Why all these stories and explanations?

Well, because those women symbolize us - they symbolize me. As a woman, a human woman, I fail. There are so many things that make me broken, weak, poor. But those things do not define me. No, I am defined by my gracious Savior. When I "come clean" and admit my mistakes, He does NOT tell me that I am bad, or wrong, or terrible - but He does love me. And in that love He commands me to turn from the things that I let take control of me at times. The sins in my life that distance me from His love and grace.

This past week I have been thinking a lot about how broken and weak I am. I have asked myself, how in the world am I in ministry? And then I remember - I am not in ministry because I am better than anyone, or because I have somehow figured something out or become some super-spiritual mentor of sorts. I am in ministry because HE has called me. He has asked me to join Him in this life of leading others in His way. There are tons of things that I do not have "figured out" and maybe never will, but He is so willing to forgive those things and work through my faults to bring glory to Himself!
How cool. How undeserving. How beautiful!
PS - the word "beautiful" is synonymous with the word "appropriate" in Ecclesiastes 3:11 - ponder that :)

Summary:
I have been humbled, yet again, by our Great God.
I am beautiful in Him, even when I mess up.
In humbleness I am given grace. (James 4:6)
In His presence I am strong!
I am loved.

Sunday, November 1, 2009

World Prayer Night /Hope in Christ: Seminar on Sexual Abuse

This past week has been CRAZY busy.

Tuesday was my birthday. I am now officially in my "mid-twenties". Weird.
My friends worked hard to throw a surprise party for me, and despite the lack of surprise (due to my skeptical nature), I felt very blessed and loved!

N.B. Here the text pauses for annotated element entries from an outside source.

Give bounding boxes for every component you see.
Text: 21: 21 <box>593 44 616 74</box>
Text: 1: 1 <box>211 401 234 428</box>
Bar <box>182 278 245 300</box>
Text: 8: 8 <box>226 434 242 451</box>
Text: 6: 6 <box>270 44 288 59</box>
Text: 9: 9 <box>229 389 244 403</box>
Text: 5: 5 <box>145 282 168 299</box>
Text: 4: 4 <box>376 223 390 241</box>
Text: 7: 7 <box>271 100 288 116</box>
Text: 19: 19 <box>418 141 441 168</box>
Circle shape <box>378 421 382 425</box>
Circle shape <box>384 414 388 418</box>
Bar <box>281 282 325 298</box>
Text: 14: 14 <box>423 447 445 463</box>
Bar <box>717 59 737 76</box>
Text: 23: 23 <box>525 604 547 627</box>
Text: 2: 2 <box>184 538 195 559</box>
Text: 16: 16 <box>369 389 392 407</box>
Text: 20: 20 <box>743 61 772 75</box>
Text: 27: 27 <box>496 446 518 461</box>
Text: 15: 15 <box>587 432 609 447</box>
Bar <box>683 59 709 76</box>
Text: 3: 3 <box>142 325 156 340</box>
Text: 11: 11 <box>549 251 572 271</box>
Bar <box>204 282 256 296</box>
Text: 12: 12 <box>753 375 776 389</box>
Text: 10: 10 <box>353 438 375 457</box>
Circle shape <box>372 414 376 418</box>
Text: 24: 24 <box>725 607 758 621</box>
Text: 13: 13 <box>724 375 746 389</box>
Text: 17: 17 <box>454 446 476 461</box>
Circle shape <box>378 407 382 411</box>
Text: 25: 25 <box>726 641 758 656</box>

So, thanks.
My friends made a cake that "looks" like my car - I was not ready for the picture...



On Thursday night we held our annual World Prayer Night. World Prayer Night is a night where we have all of Challenge come to pray for different things that are happening throughout the world, in association with Missions. We have it set up in "stations". In the past we have had stations such as: a time to prepare yourself, an individual person (overseas), a people group, a nation, a religion, missionaries and an end "thinking" station. This year we experimented with some new ideas :) Our stations this year were: worship (with sand art - http://www.youtube.com/watch?v=4_T2z4ktzfQ), Blessing (think about what you have been given), Missionaries going to Japan, Poverty, Bible Translation, Campus that we partnership with in Asia and Alter (think about what you can give). It was lots of fun and an overall success, despite the stressful week before it! It is always fun to devote so much time in prayer for others!


This weekend the staff women (Lisa, Brandi, Michelle and Me) went to Wichita for a conference on how to help our students who have been impacted by sexual abuse. We were able to get together with lots of other women from campus ministries in the region who we love dearly - and it was hosted by the FOCUS staff women who also mean SO much to us!
It was really great to get with those women and share in life with people who know exactly what you do for a living and how it feels to be in ministry. Although, it was a very heavy topic.
Our speaker Precious Atchison did an amazing job of sharing Biblical truths and helping us to form a theology around a life of hurt. Although I learned a lot, I feel there is so much more to learn in this area!


After our first night at the conference I felt as if I needed about a year to process through all of this stuff. In relation to my own life, there were many things that came up in my mind and heart that need to be processed through and many conversations with God that need to happen.
Coming into the weekend, I knew it would be hard and draining, but alongside a very busy week - I am ready for rest.



Last night I went on a lengthy bike ride and felt really great afterward. I think I will enjoy another one today and some time chatting with my Dad about all this intense stuff.

Please pray that I would be faithful in addressing issues and seeking guidance in this process.